Find x: x=8(x)^1/2 + 9 please explain i will make u brainlist

Answer 1

$\large{\boxed{\text{Working Procedure}}}$

$\large{\text{\underline{Step A: Finding the Quadratic Equation}}}$

We will substitute $x^{\frac{1}{2}}$ with $t$.

Let,

$\hookrightarrow t=x^{\frac{1}{2}}$

Then,

$\hookrightarrow t^{2}=x$

Now we can establish an equation for $t$. The newly made equation, $t^{2}=8t+9$ is a quadratic equation.

$\large{\text{\underline{Step B: Solving the Quadratic Equation}}}$

Then there are three methods to solve the quadratic equation,

① factorization method.

② quadratic formula method.

③ completing the square method.

Here we will use factorization.

$\large{\boxed{\text{Solution}}}$

$\large{\text{\underline{Step A: Finding the Quadratic Equation}}}$

The quadratic equation is,

$\hookrightarrow t^{2}=8t+9$

$\hookrightarrow t^{2}-8t-9=0$

$\large{\text{\underline{Step B: Solving the Quadratic Equation}}}$

$\hookrightarrow t^{2}-8t-9=0$

$\hookrightarrow (t+1)(t-9)=0$

$\hookrightarrow t=-1\ \text{or}\ t=9$

Let's substitute the value of $t$.

$\hookrightarrow x^{\frac{1}{2}}=-1\ \text{or}\ x^{\frac{1}{2}}=9$

The first equation doesn't have a solution.
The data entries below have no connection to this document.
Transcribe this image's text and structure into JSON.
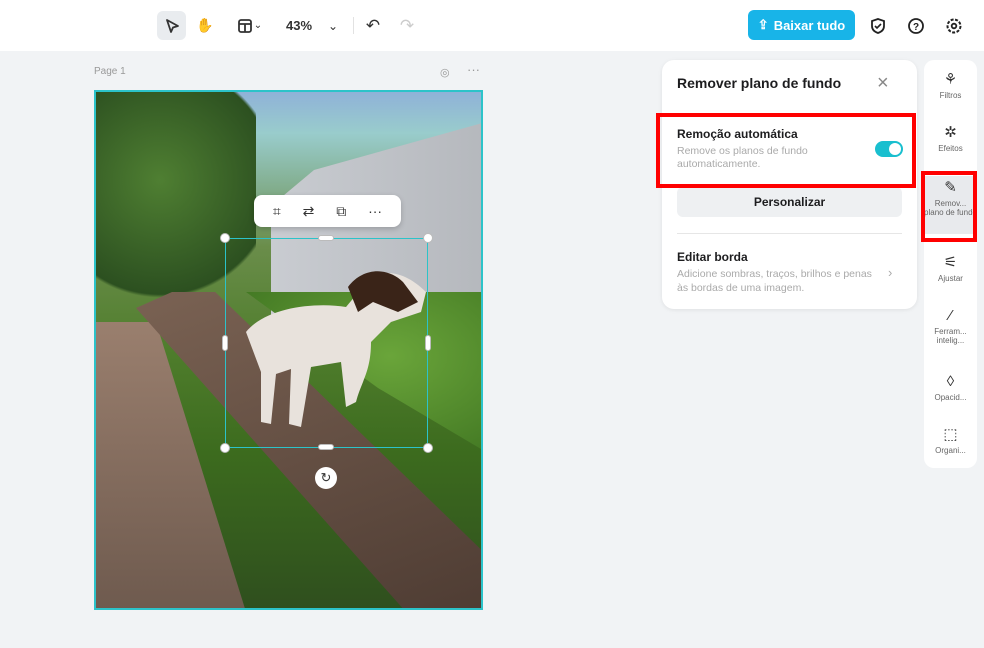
{
  "toolbar": {
    "zoom": "43%",
    "download_label": "Baixar tudo"
  },
  "canvas": {
    "page_label": "Page 1"
  },
  "panel": {
    "title": "Remover plano de fundo",
    "auto_title": "Remoção automática",
    "auto_desc": "Remove os planos de fundo automaticamente.",
    "auto_enabled": true,
    "customize_label": "Personalizar",
    "edge_title": "Editar borda",
    "edge_desc": "Adicione sombras, traços, brilhos e penas às bordas de uma imagem."
  },
  "sidebar": {
    "items": [
      {
        "label": "Filtros",
        "icon": "filters-icon"
      },
      {
        "label": "Efeitos",
        "icon": "effects-icon"
      },
      {
        "label": "Remov... plano de fundo",
        "icon": "remove-bg-icon"
      },
      {
        "label": "Ajustar",
        "icon": "adjust-icon"
      },
      {
        "label": "Ferram... intelig...",
        "icon": "smart-tools-icon"
      },
      {
        "label": "Opacid...",
        "icon": "opacity-icon"
      },
      {
        "label": "Organi...",
        "icon": "arrange-icon"
      }
    ]
  },
  "colors": {
    "accent": "#18b4e8",
    "toggle": "#19bfcf",
    "selection": "#2cc3c9",
    "highlight": "#ff0000"
  }
}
Then from the second equation,  we have $x=9^{2}$, or $x=81$ as our solution.

$\hookrightarrow x=81\ \text{\underline{(ANSWER.)}}$

$\large{\boxed{\text{Verification}}}$

We have $x=81$ as a solution.

$\hookrightarrow 81=8\sqrt{81} +9$

$\hookrightarrow 81=8\cdot 9+9$

$\hookrightarrow 81=81$

Thus, the value satisfies the equation. Hence verified!

Answer 2

$\orange{ \boxed{\boxed{\begin{array}{cc} \leadsto \bf \: given \\ \\ \rm \: x = 8 {x}^{ \frac{1}{2} } + 9 \\ \\ \rm \implies\:x - 9= 8 {x}^{ \frac{1}{2} } \\ \\ \rm \implies\: {(x - 9)}^{2} = {(8 {x}^{ \frac{1}{2} } })^{2} \\ \\ \rm \implies\: {x}^{2} - 18x + 81 = 64x \\ \\ \rm \implies\: { {x}^{2} - 18x - 64x + 81 = 0} \\ \\ \rm \implies\: {x}^{2} - 82x + 81 = 0 \\ \\ \rm \implies\: {x}^{2} - 81x - x + 81 = 0 \\ \\ \rm \implies\:x(x - 81) - 1(x - 81) = 0 \\ \\ \rm \implies\:(x - 81)(x - 1) = 0\end{array}}}}$

Now,

$\pink{ \boxed{\boxed{\begin{array}{c | c} \underline{ \rm \: either }& \underline{\rm \: or} \\ \\ \rm \: x - 81 = 0& \rm \: x - 1 = 0 \\ \\ \rm \implies\:x = 81& \rm \implies\:x = 1 \\ \\ \end{array}}}}$

$\therefore \: \rm \: x = 81 \: \: or \: \: 1\:$

But x = 1 does not satisfy the equation.

So,

x = 81